Een hiërarchisch overzicht van alle vuistregels is te vinden op de website www.dialogicusability.nl. Het is, ironisch genoeg, niet de meest gebruiksvriendelijke website, maar voor zover wij weten op dit moment wel een van de meest uitgebreide systematische registers voor design patterns ter wereld.

De Weg Voorwaarts

De belangrijkste uitdaging bij het voeren van een gebruiksvriendelijkheid beleid is ervoor te zorgen dat gebruiksvriendelijke websites ook als zodanig (h)erkend worden. In navolging van Jared Spool en andere usability goeroes, pleiten we ervoor om de nadruk te leggen op het evolutionaire karakter van de ontwikkeling van websites en webtechnologie. Wat goed is komt vanzelf naar boven drijven en wat slecht is verdwijnt na een tijdje ook weer uit beeld.

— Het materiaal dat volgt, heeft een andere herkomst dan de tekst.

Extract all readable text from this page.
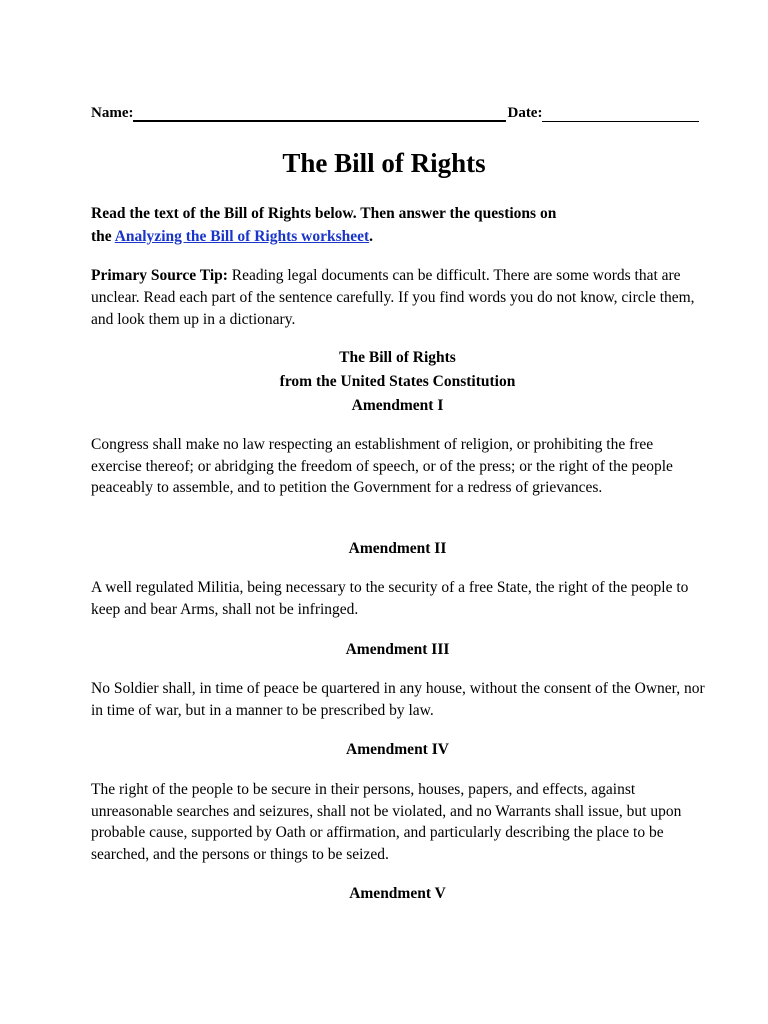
Name:	Date:
The Bill of Rights
Read the text of the Bill of Rights below. Then answer the questions on
the Analyzing the Bill of Rights worksheet.
Primary Source Tip: Reading legal documents can be difficult. There are some words that are unclear. Read each part of the sentence carefully. If you find words you do not know, circle them, and look them up in a dictionary.
The Bill of Rights
from the United States Constitution
Amendment I
Congress shall make no law respecting an establishment of religion, or prohibiting the free exercise thereof; or abridging the freedom of speech, or of the press; or the right of the people peaceably to assemble, and to petition the Government for a redress of grievances.
Amendment II
A well regulated Militia, being necessary to the security of a free State, the right of the people to keep and bear Arms, shall not be infringed.
Amendment III
No Soldier shall, in time of peace be quartered in any house, without the consent of the Owner, nor in time of war, but in a manner to be prescribed by law.
Amendment IV
The right of the people to be secure in their persons, houses, papers, and effects, against unreasonable searches and seizures, shall not be violated, and no Warrants shall issue, but upon probable cause, supported by Oath or affirmation, and particularly describing the place to be searched, and the persons or things to be seized.
Amendment V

logovuistDat ‘natuurlijke’ evolutionaire proces kan in hoge mate worden versterkt door de aanleg van een (dynamisch) bestand van goede en slechte voorbeelden. Dit veronderstelt dan wel, dat de kwaliteit van websites met elkaar vergeleken kan worden op een min of meer objectieve manier. De 29 vuistregels voor gebruiksvriendelijkheid geven hopelijk de basis voor een eerste globale selectie. Uiteindelijk bepaalt de gebruiker zelf de kwaliteit van de site en niet de gemeenschap van experts. Met andere woorden: het gaat er om om te bepalen in hoeverre de website de gebruiker in staat stelt zijn of haar doelen te bereiken.

Dat lijkt ingewikkelder dan het is. In de praktijk gaat het om een test met individuele gebruikers die een aantal eenvoudige opdrachten moeten uitoefenen, zoals het zoeken van bepaalde informatie of het voltooien van een bepaalde opdracht. In bijlage 2 van het rapport hebben we, analoog aan De Formulierenwaaier, een eerste opzet van de ‘Gebruikstestwaaier’opgesteld. Hierin staat geschreven hoe een uniforme gebruikstest er uit zou kunnen zien.

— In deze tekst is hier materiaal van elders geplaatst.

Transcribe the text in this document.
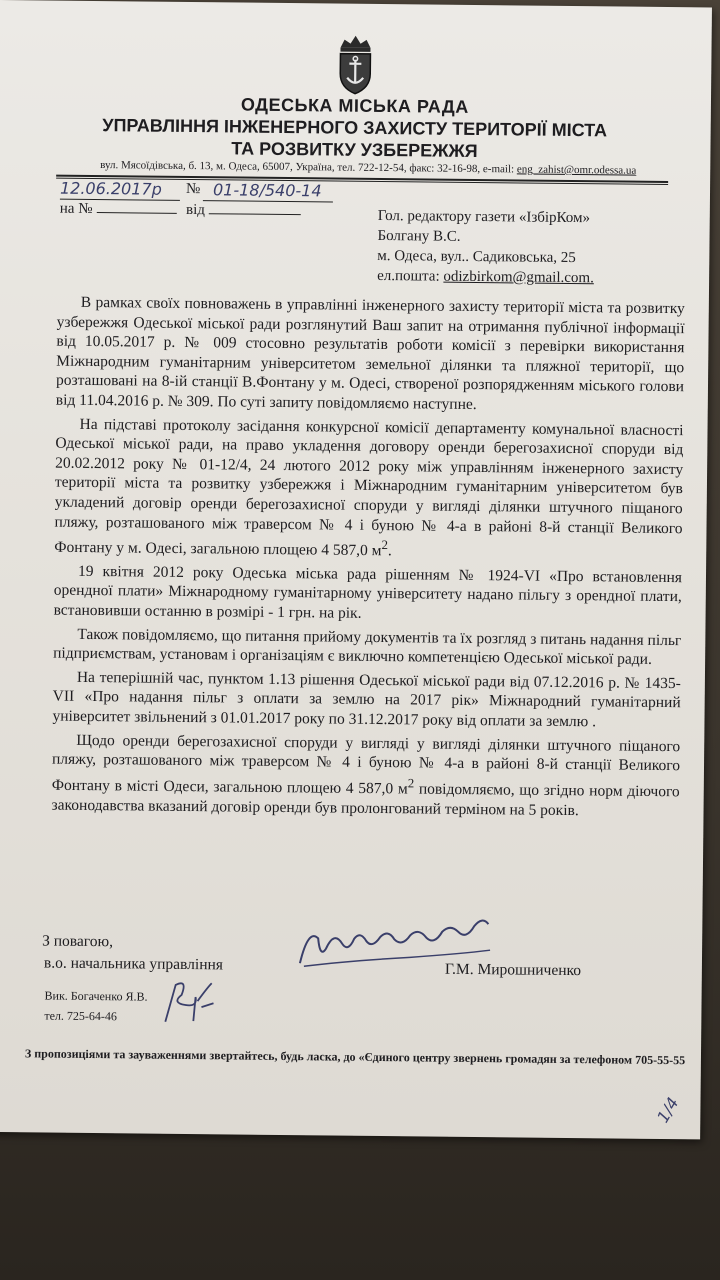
ОДЕСЬКА МІСЬКА РАДА
УПРАВЛІННЯ ІНЖЕНЕРНОГО ЗАХИСТУ ТЕРИТОРІЇ МІСТА
ТА РОЗВИТКУ УЗБЕРЕЖЖЯ
вул. Мясоїдівська, б. 13, м. Одеса, 65007, Україна, тел. 722-12-54, факс: 32-16-98, e-mail: eng_zahist@omr.odessa.ua
12.06.2017р № 01-18/540-14
на №	від	Гол. редактору газети «ІзбірКом»
Болгану В.С.
м. Одеса, вул.. Садиковська, 25
ел.пошта: odizbirkom@gmail.com.

В рамках своїх повноважень в управлінні інженерного захисту території міста та розвитку узбережжя Одеської міської ради розглянутий Ваш запит на отримання публічної інформації від 10.05.2017 р. № 009 стосовно результатів роботи комісії з перевірки використання Міжнародним гуманітарним університетом земельної ділянки та пляжної території, що розташовані на 8-ій станції В.Фонтану у м. Одесі, створеної розпорядженням міського голови від 11.04.2016 р. № 309. По суті запиту повідомляємо наступне.

На підставі протоколу засідання конкурсної комісії департаменту комунальної власності Одеської міської ради, на право укладення договору оренди берегозахисної споруди від 20.02.2012 року № 01-12/4, 24 лютого 2012 року між управлінням інженерного захисту території міста та розвитку узбережжя і Міжнародним гуманітарним університетом був укладений договір оренди берегозахисної споруди у вигляді ділянки штучного піщаного пляжу, розташованого між траверсом № 4 і буною № 4-а в районі 8-й станції Великого Фонтану у м. Одесі, загальною площею 4 587,0 $м^2$.

19 квітня 2012 року Одеська міська рада рішенням № 1924-VI «Про встановлення орендної плати» Міжнародному гуманітарному університету надано пільгу з орендної плати, встановивши останню в розмірі - 1 грн. на рік.

Також повідомляємо, що питання прийому документів та їх розгляд з питань надання пільг підприємствам, установам і організаціям є виключно компетенцією Одеської міської ради.

На теперішній час, пунктом 1.13 рішення Одеської міської ради від 07.12.2016 р. № 1435-VII «Про надання пільг з оплати за землю на 2017 рік» Міжнародний гуманітарний університет звільнений з 01.01.2017 року по 31.12.2017 року від оплати за землю .

Щодо оренди берегозахисної споруди у вигляді у вигляді ділянки штучного піщаного пляжу, розташованого між траверсом № 4 і буною № 4-а в районі 8-й станції Великого Фонтану в місті Одеси, загальною площею 4 587,0 $м^2$ повідомляємо, що згідно норм діючого законодавства вказаний договір оренди був пролонгований терміном на 5 років.

З повагою,
в.о. начальника управління	Г.М. Мирошниченко
Вик. Богаченко Я.В.
тел. 725-64-46
З пропозиціями та зауваженнями звертайтесь, будь ласка, до «Єдиного центру звернень громадян за телефоном 705-55-55
1/4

Als de testen op een vergelijkbare manier worden uitgevoerd, kunnen de resultaten van de testen onderling worden vergeleken. Dit kan worden gerealiseerd door gebruik te maken van representatieve steekproeven van gebruikers, standaard protocollen en dezelfde set van opdrachten. Op deze manier is het mogelijk om de gebruiksvriendelijkheid van websites op een objectieve manier te beoordelen en te meten.

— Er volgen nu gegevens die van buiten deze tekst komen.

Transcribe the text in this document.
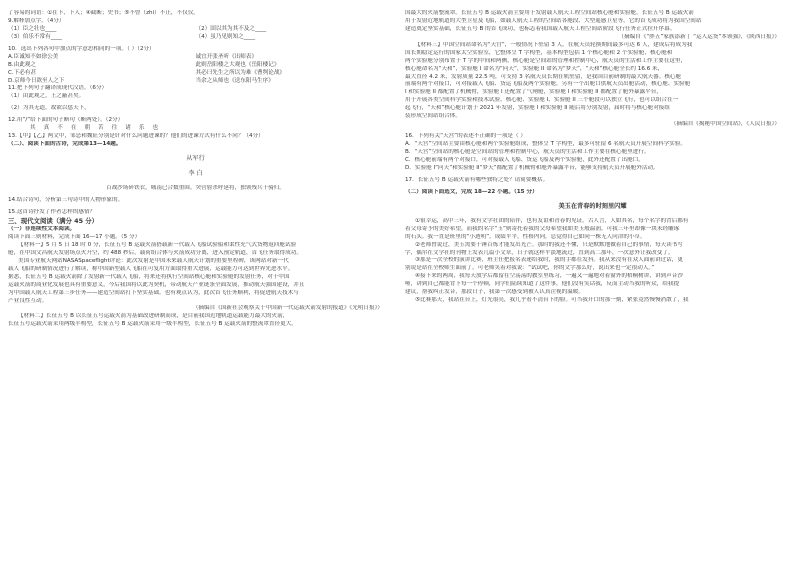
了容易的词语：①在下，下人；④截断；史书；⑤不曾（zhi）不止，不仅仅。

9.解释加点字。（4分）

（1）臣之壮也____	（2）固以其为其不及之____
（3）伯乐不常有____	（4）虽乃见则知之____

10．选出下列各句中加点的字意思相同的一项。（ ）（2分）

A.臣诚知不如徐公美	诚宜开张圣听《出师表》
B.由此观之	此则岳阳楼之大观也《岳阳楼记》
C.下必有甚	其必曰先生之所以为难《曹刿论战》
D.京师今日欲至人之下	当余之从师也《送东阳马生序》

11.把下列句子翻译成现代汉语。（6分）

（1）由此观之，王之蔽甚矣。

（2）为其无道，故欲以惩天下。

12.用“/”给下面的句子断句（断两处）。（2分）

其 真 不 在 朝 苦 往 诸 乐 也

13.【甲】【乙】两文中，邹忌和魏征分别是针对什么问题进谏的？他们的进谏方式有什么不同？（4分）

（二）、阅读下面的古诗，完成第13—14题。

从军行

李 白

百战沙场碎铁衣，城南已合数重围。突营射杀呼延将，独领残兵千骑归。

14.结合诗句，分析第三句诗中的人物形象的。

15.这首诗抒发了作者怎样的感情？

三、现代文阅读（满分 45 分）

（一）非连续性文本阅读。

阅读下面三则材料，完成下面 16—17 小题。（5 分）

【材料一】5 月 5 日 18 时 0 分，长征五号 B 运载火箭搭载新一代载人飞船试验船和柔性充气式货物返回舱试验

舱，在中国文昌航天发射场点火升空，约 488 秒后，载荷组合体与火箭成功分离，进入预定轨道，首飞任务取得成功。

美国专业航天网站NASASpaceflight评论：此次发射是中国未来载人航天计划的重要里程碑，该网站对新一代

载人飞船的研制情况进行了解读，称中国新型载人飞船在可复用方面取得重大进展，运载能力可达到世界先进水平。

据悉，长征五号 B 运载火箭除了发射新一代载人飞船，将来还将执行空间站核心舱和实验舱的发射任务，对于中国

运载火箭的商业化发展也具有重要意义，今后我国将以此为契机，带动航天产业链条全面发展，推动航天强国建设，并且

为中国载人航天工程第三步任务——建造空间站打下坚实基础。也有观点认为，此次首飞任务顺利，将促进航天技术与

产业良性互动。

（摘编自《国新社会观察关于中国新一代运载火箭发射的报道》《光明日报》）

【材料二】长征五号 B 以长征五号运载火箭为基础改进研制而成，是目前我国近地轨道运载能力最大的火箭，

长征五号运载火箭采用两级半构型，长征五号 B 运载火箭采用一级半构型，长征五号 B 运载火箭的整流罩直径更大。

国最大的火箭整流罩。长征五号 B 运载火箭主要用于发射载人航天工程空间站核心舱和实验舱，长征五号 B 运载火箭

用于发射近地轨道的大型卫星及飞船，如载人航天工程的空间站各舱段、大型遥感卫星等，它的首飞成功将为我国空间站

建造奠定坚实基础，长征五号 B 的首飞成功，也标志着我国载人航天工程空间站阶段飞行任务正式拉开序幕。

（摘编自《“胖五”家族添新丁 “运人运货”本领强》，《陕西日报》）

【材料三】中国空间站命名为“天宫”，一般情况下驻留 3 人，在航天员轮换期间最多可达 6 人，建成后将成为我

国长期稳定运行的国家太空实验室，它整体呈 T 字构型，基本构型包括 1 个核心舱和 2 个实验舱，核心舱和

两个实验舱分别布置于 T 字的中间和两侧，核心舱是空间站的管理和控制中心，航天员的生活和工作主要在这里，

核心舱命名为“天和”，实验舱 I 命名为“问天”，实验舱 II 命名为“梦天”，“天和”核心舱全长约 16.6 米，

最大直径 4.2 米，发射质量 22.5 吨，可支持 3 名航天员长期在轨驻留，是我国目前研制的最大航天器。核心舱

前端有两个对接口，可对接载人飞船、货运飞船及两个实验舱，另有一个出舱口供航天员出舱活动，核心舱、实验舱

I 和实验舱 II 都配置了机械臂，实验舱 I 还配置了气闸舱，实验舱 I 和实验舱 II 都配置了舱外暴露平台，

用于开展各类空间科学实验和技术试验。核心舱、实验舱 I、实验舱 II 三个舱段可以独立飞行，也可以组合在一

起飞行，“天和”核心舱计划于 2021 年发射，实验舱 I 和实验舱 II 随后将分别发射，届时将与核心舱对接组

装形成空间站组合体。

（摘编自《揭秘中国空间站》，《人民日报》）

16．下列有关“天宫”的表述不正确的一项是（ ）

A．“天宫”空间站主要由核心舱和两个实验舱组成，整体呈 T 字构型，最多可驻留 6 名航天员开展空间科学实验。

B．“天宫”空间站的核心舱是空间站的管理和控制中心，航天员的生活和工作主要在核心舱里进行。

C．核心舱前端有两个对接口，可对接载人飞船、货运飞船及两个实验舱，此外还配置了出舱口。

D．实验舱 I“问天”和实验舱 II“梦天”都配置了机械臂和舱外暴露平台，能够支持航天员开展舱外活动。

17．长征五号 B 运载火箭有哪些独特之处？请简要概括。

（二）阅读下面选文，完成 18—22 小题。（15 分）

美玉在青春的时刻里闪耀

①很幸运，高中三年，我有文学社团的陪伴，也有友谊和青春的见证。古人言，人如其名，每个名字的背后都有

着父母寄予的美好希望，而我的名字“玉”则寄托着我的父母希望我如美玉般温润，可我三年里却像一块未经雕琢

的石头。我一直是班里的“小透明”，成绩平平，性格内向，总觉得自己如同一株无人问津的小草。

②老师曾说过，美玉需要千锤百炼才能发出光芒。那时的我还不懂，只是默默地做着自己的事情，每天读书写

字，偶尔在文学社的刊物上发表几篇小文章，日子就这样平淡地流过，直到高二那年，一次意外让我改变了。

③那是一次全校的演讲比赛，班主任把报名表递给我时，我的手都在发抖。我从来没有在众人面前讲过话，更

别说是站在全校师生面前了。可老师笑着对我说：“试试吧，你的文字那么好，说出来也一定很动人。”

④接下来的两周，我每天放学后都留在空荡荡的教室里练习，一遍又一遍地对着窗外的梧桐树讲，讲到声音沙

哑，讲到自己都能背下每一个停顿，同学们陆续知道了这件事，他们没有笑话我，反而主动当我的听众，给我提

建议，帮我纠正发音，那段日子，我第一次感受到被人认真注视的温暖。

⑤比赛那天，我站在台上，灯光很亮，我几乎看不清台下的脸。可当我开口的那一刻，紧张竟然慢慢消散了，我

De resultaten van alle testen – de gestandaardiseerde scores op de uniforme gebruikstest – kunnen bijvoorbeeld in de Monitor worden opgenomen. Zo wordt er een dynamisch bestand van goede en slechte voorbeelden aangelegd. Daarnaast kan er aansluiting worden gevonden bij bestaande initiatieven zoals de Usability Award voor Nederlandse websites. Maar dan moet er wel een aparte subcategorie voor de publieke sector worden gemaakt, anders zal het nog jaren duren voordat websites van overheden worden genomineerd.